Ce verbe du troisième groupe se caractérise par le doublement systématique du « r » au futur et au conditionnel. Comprendre cette mécanique permet d’éviter les pièges orthographiques courants pour une écriture fluide. 🏃🏻♂️ Une règle d’or qui s’applique identiquement aux composés comme « parcourir », assurant ainsi une parfaite maîtrise de toute la famille verbale.
Vous arrive-t-il de freiner brutalement votre élan rédactionnel en hésitant sur le nombre de « r », cherchant des précisions sur courir conjugaison pour éviter la sortie de route grammaticale devant vos lecteurs ? 🚴 Ce dossier complet passe en revue les temps de l’indicatif ainsi que les particularités du conditionnel pour expliquer pourquoi ce verbe du troisième groupe, bien que très fréquent, nous impose parfois des virages techniques assez serrés.

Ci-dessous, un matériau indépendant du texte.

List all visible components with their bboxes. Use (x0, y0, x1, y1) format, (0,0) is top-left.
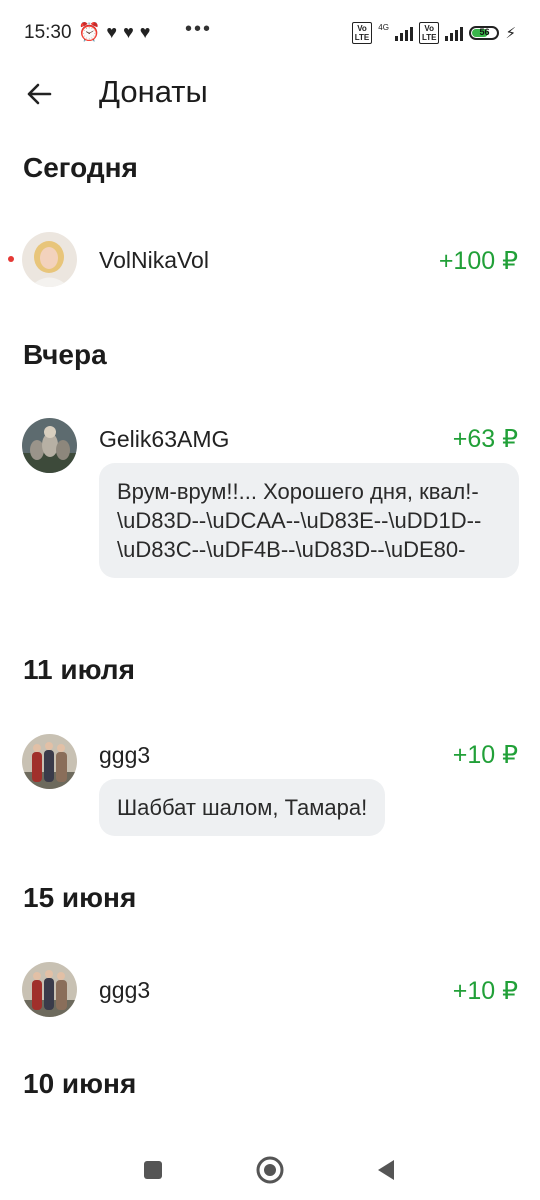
donation-amount: +100 ₽ (438, 247, 518, 275)
donation-item[interactable]: Gelik63AMG +63 ₽ Врум-врум!!... Хорошего… (0, 416, 540, 606)
section-header-yesterday: Вчера (23, 339, 107, 370)
more-notifications-icon: ••• (185, 18, 213, 40)
square-icon (144, 1161, 162, 1179)
nav-back-button[interactable] (370, 1154, 402, 1186)
unread-indicator (8, 256, 14, 262)
donation-item[interactable]: VolNikaVol +100 ₽ (0, 230, 540, 290)
donation-amount: +63 ₽ (452, 425, 518, 453)
donation-item[interactable]: ggg3 +10 ₽ Шаббат шалом, Тамара! (0, 732, 540, 836)
avatar (22, 962, 77, 1017)
recent-apps-button[interactable] (137, 1154, 169, 1186)
charging-icon: ⚡ (505, 25, 516, 42)
donation-amount: +10 ₽ (452, 977, 518, 1005)
donation-item[interactable]: ggg3 +10 ₽ (0, 960, 540, 1020)
triangle-icon (378, 1160, 394, 1180)
signal-icon (394, 25, 413, 41)
avatar (22, 418, 77, 473)
section-header-date: 10 июня (23, 1068, 137, 1099)
avatar (22, 734, 77, 789)
back-button[interactable] (20, 74, 60, 114)
circle-icon (256, 1156, 284, 1184)
home-button[interactable] (254, 1154, 286, 1186)
signal-icon (445, 25, 464, 41)
system-nav-bar (0, 1140, 540, 1200)
volte-icon: Vo LTE (351, 22, 373, 44)
status-time: 15:30 (24, 22, 72, 43)
heart-icon: ♥ (106, 22, 118, 42)
volte-icon: Vo LTE (418, 22, 440, 44)
status-system-icons: Vo LTE 4G Vo LTE 56 ⚡ (351, 22, 516, 44)
donation-message: Врум-врум!!... Хорошего дня, квал!-\uD83… (99, 463, 519, 578)
app-bar: Донаты (0, 66, 540, 122)
status-notification-icons: ⏰ ♥ ♥ ♥ (78, 22, 150, 42)
section-header-date: 11 июля (23, 654, 135, 685)
donor-name: VolNikaVol (99, 247, 209, 273)
donor-name: ggg3 (99, 977, 151, 1003)
section-header-today: Сегодня (23, 152, 138, 183)
section-header-date: 15 июня (23, 882, 137, 913)
alarm-icon: ⏰ (78, 22, 101, 42)
status-bar: 15:30 ⏰ ♥ ♥ ♥ ••• Vo LTE 4G Vo LTE 56 ⚡ (0, 0, 540, 66)
donor-name: ggg3 (99, 742, 151, 768)
page-title: Донаты (99, 74, 208, 109)
avatar (22, 232, 77, 287)
donor-name: Gelik63AMG (99, 426, 230, 452)
heart-icon: ♥ (123, 22, 134, 42)
arrow-left-icon (27, 83, 52, 105)
battery-icon: 56 (469, 26, 500, 40)
donation-message: Шаббат шалом, Тамара! (99, 779, 386, 836)
donation-amount: +10 ₽ (452, 741, 518, 769)
battery-level: 56 (479, 27, 490, 37)
heart-icon: ♥ (139, 22, 151, 42)
network-4g-icon: 4G (378, 22, 389, 32)
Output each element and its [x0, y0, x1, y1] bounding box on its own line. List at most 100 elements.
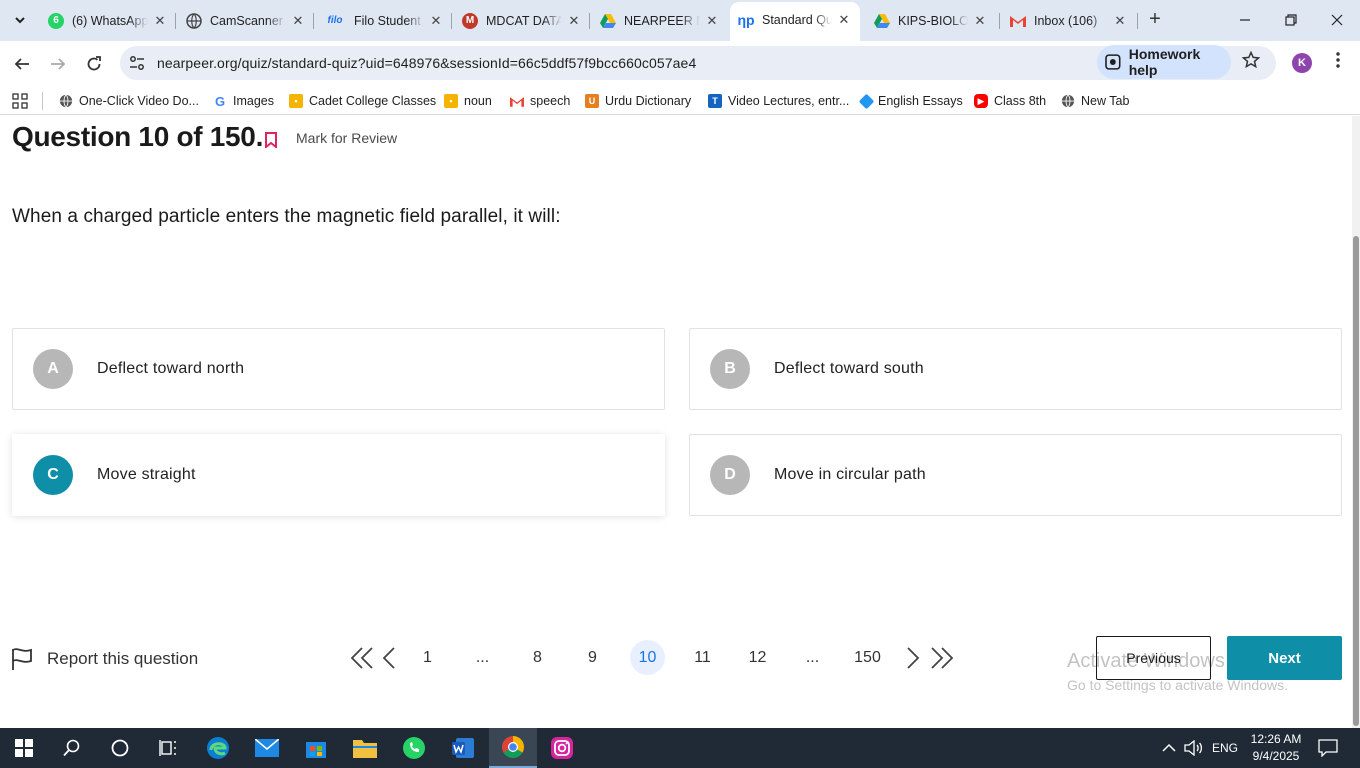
page-150[interactable]: 150 [850, 640, 885, 675]
tab-title: MDCAT DATA [486, 13, 562, 28]
bookmark-cadet-college[interactable]: ▪ Cadet College Classes [289, 92, 436, 110]
tab-strip: 6 (6) WhatsApp ✕ CamScanner ✕ filo Filo … [0, 0, 1360, 41]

Je vous propose de découvrir les règles mécaniques et les astuces fiables qui permettront à votre orthographe de garder le bon rythme et la bonne trajectoire, quelle que soit la distance à parcourir.
Sommaire
Courir à l’indicatif : les temps les plus courants
Les bases du verbe courir : présent, passé et imparfait
« Courir » est un verbe du troisième groupe, ce qui explique ses formes parfois déroutantes. Son auxiliaire est toujours « avoir », une constante rassurante.
Maîtriser la courir conjugaison est utile, que l’on parle de sport ou d’un sprint pour le bus 🚌. C’est le socle de l’endurance fondamentale, même en grammaire.
Cette section se concentre sur l’indicatif, le mode le plus utilisé dans la vie de tous les jours. On va droit au but.
Le tableau de conjugaison de l’indicatif
Ce tableau regroupe les temps essentiels pour une consultation rapide. C’est un outil pratique pour ne pas perdre de crédibilité bêtement.
Avant tout, notez la terminaison au présent : « je cours », « tu cours », « il court ». Le ‘t’ final est muet mais bien présent 🚴.
| Pronom | Présent | Passé composé | Imparfait | Futur simple |
|---|---|---|---|---|
| je | cours | ai couru | courais | courrai |
| tu | cours | as couru | courais | courras |
| il/elle/on | court | a couru | courait | courra |
| nous | courons | avons couru | courions | courrons |
| vous | courez | avez couru | couriez | courrez |
| ils/elles | courent | ont couru | couraient | courront |
Enfin, attention au futur simple (« je courrai »). C’est une erreur fréquente. Cette forme reste un cas d’étude intéressant pour maîtriser les subtilités.
Les modes pour nuancer le propos : subjonctif et conditionnel
Le subjonctif pour l’incertitude et le souhait
Le subjonctif reste le mode de l’irréel, marquant souvent le doute ou un désir fort. Dans la courir conjugaison, on l’utilise fréquemment après des tournures comme « il faut que » ou encore « je veux que ». 🚴♂️
Voici les formes du présent : que je coure, que tu coures, qu’il coure. Pour le pluriel, on dit que nous courions, que vous couriez, qu’ils courent. C’est une base unique, donc assez simple à mémoriser.
On note aussi le subjonctif passé, « que j’aie couru », pour une action antérieure incertaine. Les autres temps sont quasi inexistants.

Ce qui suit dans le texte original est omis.